Le gouvernement accuse l’entreprise Spanghero d’être le responsable du « horsegate » qui secoue l’Europe depuis le début de la semaine. Mais n’est-ce pas toute la filière qu’il faut pointer du doigt?

Dans l’affaire de la viande de cheval qui secoue l’Europe depuis le début de le coupable idéal s’appelle Spanghero. Ce serait dans cette société française de transformation de viande que le cheval se serait mystérieusement transformé en boeuf.

Spanghero aurait consciemment, et consciencieusement même, changé l’étiquetage de la viande de cheval roumaine en « Viande boeuf origine UE ». Pour l’heure, l’entreprise de Castelnaudary, qui s’est vue retirée son agrément, dément catégoriquement ces accusations. Elle estime que le gouvernement est allé un peu vite en besogne dans ses conclusions.

Les dysfonctionnements de la chaîne alimentaire

Quand bien même Spanghero serait coupable d’avoir falsifié les étiquettes de ses produits, il va falloir tirer les conséquences de ce scandale qui a révélé les dysfonctionnements de la chaîne agroalimentaire. Car l’affaire du cheval va bien plus loin qu’une simple escroquerie à la réglementation. Elle a mis en lumière, une nouvelle fois, les pratiques douteuses et les circuits incontrôlables de l’industrie agroalimentaire. Ainsi, depuis le début de la semaine, tout le monde essaie de comprendre la tortueuse trajectoire empruntée par la viande incriminée: achetée en Roumanie par un trader chypriote, Draap Trading Ltd -cette société achetait sa viande via une boîte postale belge pour la stocker ensuite dans un entrepôt situé aux Pays-Bas- elle a ensuite atterri dans le sud de la France (chez Spanghero) pour être envoyée au Luxembourg où elle a pu être transformée (par Comigel) et être ensuite commercialisée dans six pays au moins en Europe. Pour la plupart de ces pays, peu adeptes du canasson en sauce, le choc a été rude (il est en effet important de rappeler qu’il n’y a pas eu de crise sanitaire puisque la viande en question n’était pas avariée). Par ailleurs, les consommateurs ont sans doute été contents d’apprendre qu’un même fabricant, Comigel, fournissait une importante partie des barquettes de lasagnes européennes, commercialisées sous des marques différentes (Findus, mais aussi Picard ou encore Monoprix)!

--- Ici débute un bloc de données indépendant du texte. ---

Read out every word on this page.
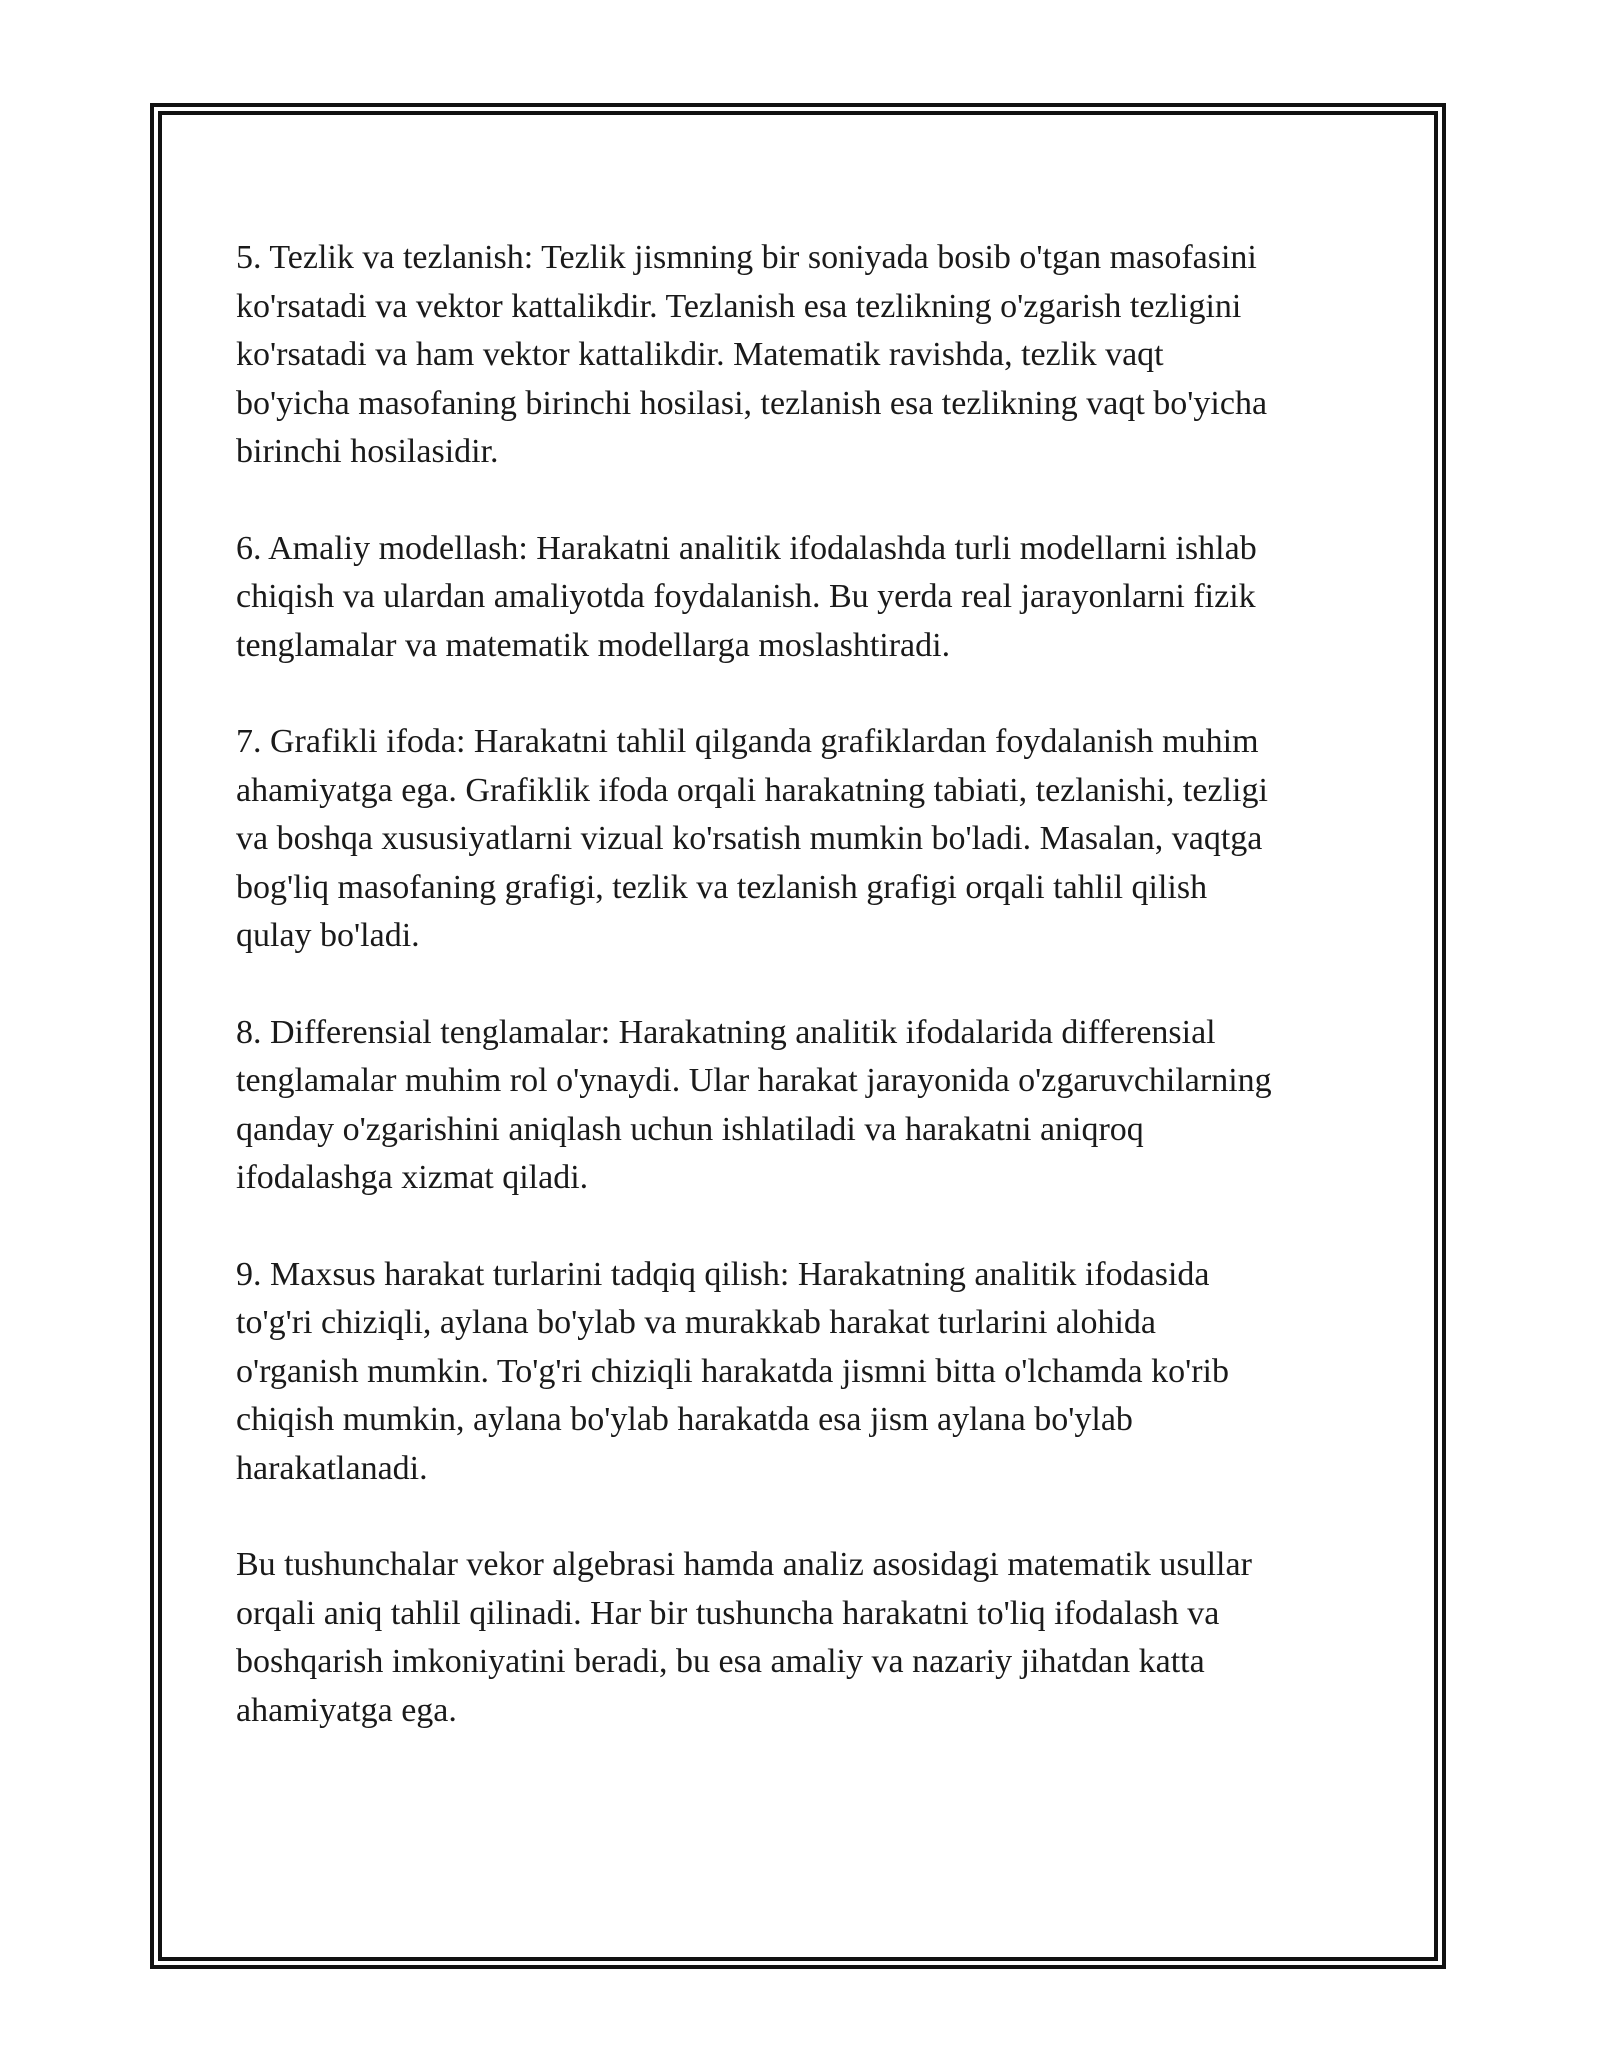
5. Tezlik va tezlanish: Tezlik jismning bir soniyada bosib o'tgan masofasini
ko'rsatadi va vektor kattalikdir. Tezlanish esa tezlikning o'zgarish tezligini
ko'rsatadi va ham vektor kattalikdir. Matematik ravishda, tezlik vaqt
bo'yicha masofaning birinchi hosilasi, tezlanish esa tezlikning vaqt bo'yicha
birinchi hosilasidir.

6. Amaliy modellash: Harakatni analitik ifodalashda turli modellarni ishlab
chiqish va ulardan amaliyotda foydalanish. Bu yerda real jarayonlarni fizik
tenglamalar va matematik modellarga moslashtiradi.

7. Grafikli ifoda: Harakatni tahlil qilganda grafiklardan foydalanish muhim
ahamiyatga ega. Grafiklik ifoda orqali harakatning tabiati, tezlanishi, tezligi
va boshqa xususiyatlarni vizual ko'rsatish mumkin bo'ladi. Masalan, vaqtga
bog'liq masofaning grafigi, tezlik va tezlanish grafigi orqali tahlil qilish
qulay bo'ladi.

8. Differensial tenglamalar: Harakatning analitik ifodalarida differensial
tenglamalar muhim rol o'ynaydi. Ular harakat jarayonida o'zgaruvchilarning
qanday o'zgarishini aniqlash uchun ishlatiladi va harakatni aniqroq
ifodalashga xizmat qiladi.

9. Maxsus harakat turlarini tadqiq qilish: Harakatning analitik ifodasida
to'g'ri chiziqli, aylana bo'ylab va murakkab harakat turlarini alohida
o'rganish mumkin. To'g'ri chiziqli harakatda jismni bitta o'lchamda ko'rib
chiqish mumkin, aylana bo'ylab harakatda esa jism aylana bo'ylab
harakatlanadi.

Bu tushunchalar vekor algebrasi hamda analiz asosidagi matematik usullar
orqali aniq tahlil qilinadi. Har bir tushuncha harakatni to'liq ifodalash va
boshqarish imkoniyatini beradi, bu esa amaliy va nazariy jihatdan katta
ahamiyatga ega.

Que faut-il conclure de toutes ces découvertes? Déjà qu’il ne s’agit peut-être pas d’une découverte. Les politiques pouvaient-il vraiment ne rien connaître à la complexité de ces circuits alimentaires, comme ils l’affirment aujourd’hui? Le journaliste Fabrice Nicolino, auteur de Bidoche, l’industrie de la viande menace le monde, en doute. « La transformation de la viande est un business mondialisé, avec sa spéculation, ses traders et ses truands », estime le journaliste dans les colonnes de Libération.

Surtout, il faut rappeler que la filière agroalimentaire n’en est pas à son premier scandale: de la mélanine dans du lait maternel en Chine, de l’huile de vidange dans de l’huile d’olive en Espagne… les scandales sont légion dans l’agroalimentaire. Surtout dans la filière de la viande où les petites magouilles seraient quasiment culturelles, comme le révèlent ces nombreux témoignages qui ont fleuri dans les médias tout au long de la semaine.

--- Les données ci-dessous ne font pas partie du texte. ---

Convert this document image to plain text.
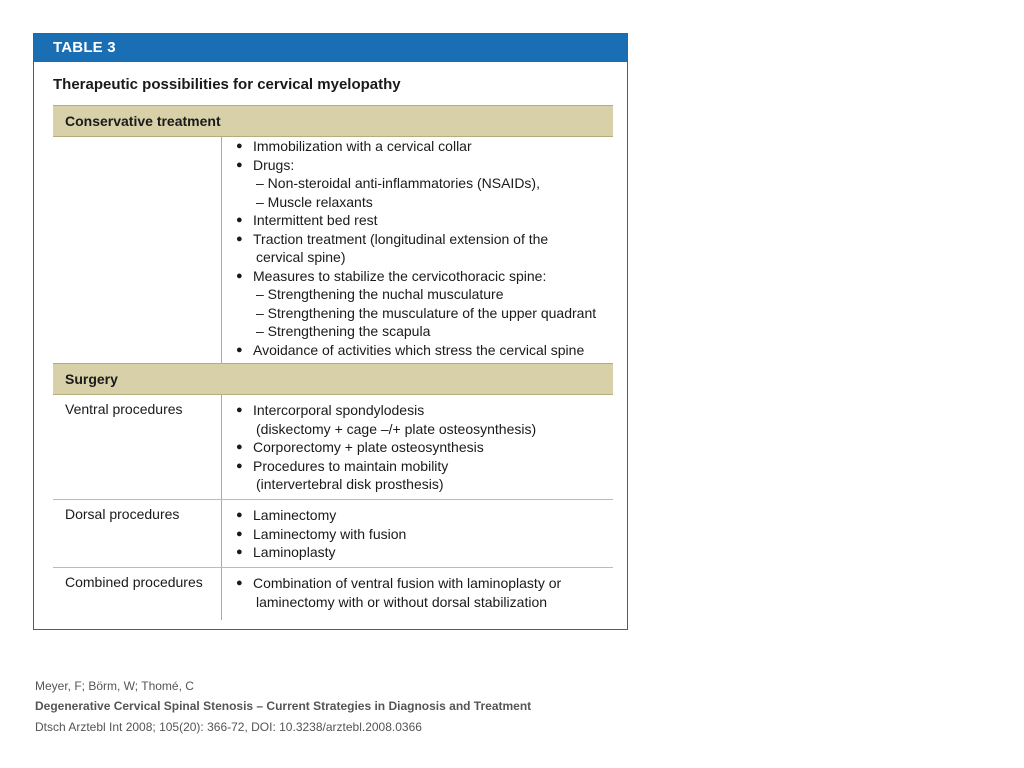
TABLE 3
Therapeutic possibilities for cervical myelopathy
Conservative treatment
● Immobilization with a cervical collar
● Drugs:
– Non-steroidal anti-inflammatories (NSAIDs),
– Muscle relaxants
● Intermittent bed rest
● Traction treatment (longitudinal extension of the
cervical spine)
● Measures to stabilize the cervicothoracic spine:
– Strengthening the nuchal musculature
– Strengthening the musculature of the upper quadrant
– Strengthening the scapula
● Avoidance of activities which stress the cervical spine
Surgery
Ventral procedures	● Intercorporal spondylodesis
(diskectomy + cage –/+ plate osteosynthesis)
● Corporectomy + plate osteosynthesis
● Procedures to maintain mobility
(intervertebral disk prosthesis)
Dorsal procedures	● Laminectomy
● Laminectomy with fusion
● Laminoplasty
Combined procedures	● Combination of ventral fusion with laminoplasty or
laminectomy with or without dorsal stabilization
Meyer, F; Börm, W; Thomé, C
Degenerative Cervical Spinal Stenosis – Current Strategies in Diagnosis and Treatment
Dtsch Arztebl Int 2008; 105(20): 366-72, DOI: 10.3238/arztebl.2008.0366
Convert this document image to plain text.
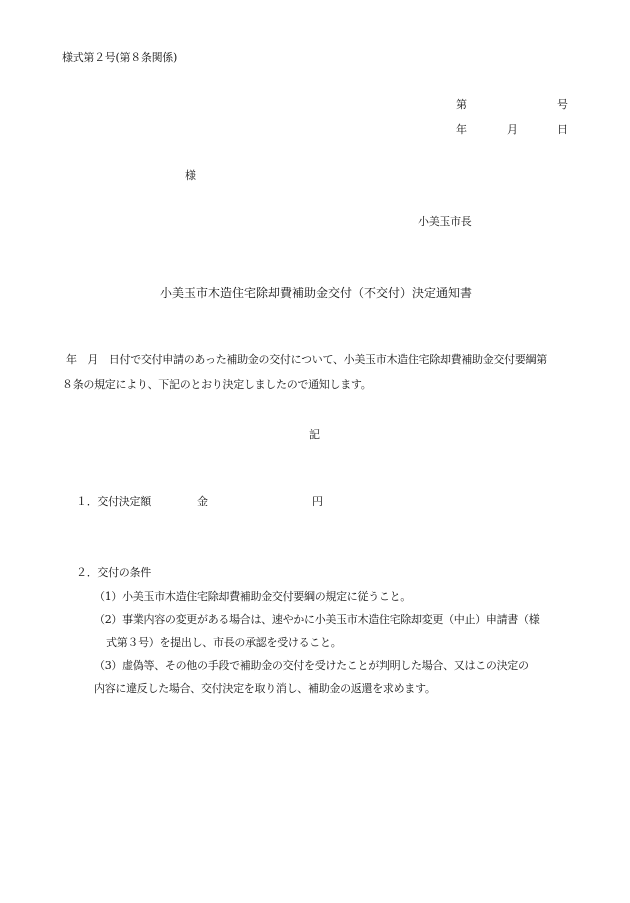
様式第２号(第８条関係)
第	号
年	月	日
様
小美玉市長
小美玉市木造住宅除却費補助金交付（不交付）決定通知書
年　月　日付で交付申請のあった補助金の交付について、小美玉市木造住宅除却費補助金交付要綱第
８条の規定により、下記のとおり決定しましたので通知します。
記
１．交付決定額	金	円
２．交付の条件
（1）小美玉市木造住宅除却費補助金交付要綱の規定に従うこと。
（2）事業内容の変更がある場合は、速やかに小美玉市木造住宅除却変更（中止）申請書（様
式第３号）を提出し、市長の承認を受けること。
（3）虚偽等、その他の手段で補助金の交付を受けたことが判明した場合、又はこの決定の
内容に違反した場合、交付決定を取り消し、補助金の返還を求めます。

La faute aux consommateurs ou à la grande distribution?

Plus que la traçabilité, qui ne réglerait pas la question des fraudes, certains se demandent aujourd’hui s’il n’est pas temps de s’interroger sur le problème de fond. A savoir les prix toujours plus bas dans les rayons. Est-il en effet possible de vouloir consommer des lasagnes à 2,50 euros la barquette et espérer que la viande qu’elle contient soit de qualité? Quand on sait qu’un steak haché de qualité moyenne coûte environ autour de 10-12 euros le kilo en grande surface, on se demande bien comment la lasagne de Findus « 100% pur boeuf » – qui a nécessité une importante transformation- peut-être vendue autour de 3,5 euros le kilo. En l’occurrence, en 2012, le kg de cheval roumain était de 2,2 euros, contre 3,7 euros pour le boeuf…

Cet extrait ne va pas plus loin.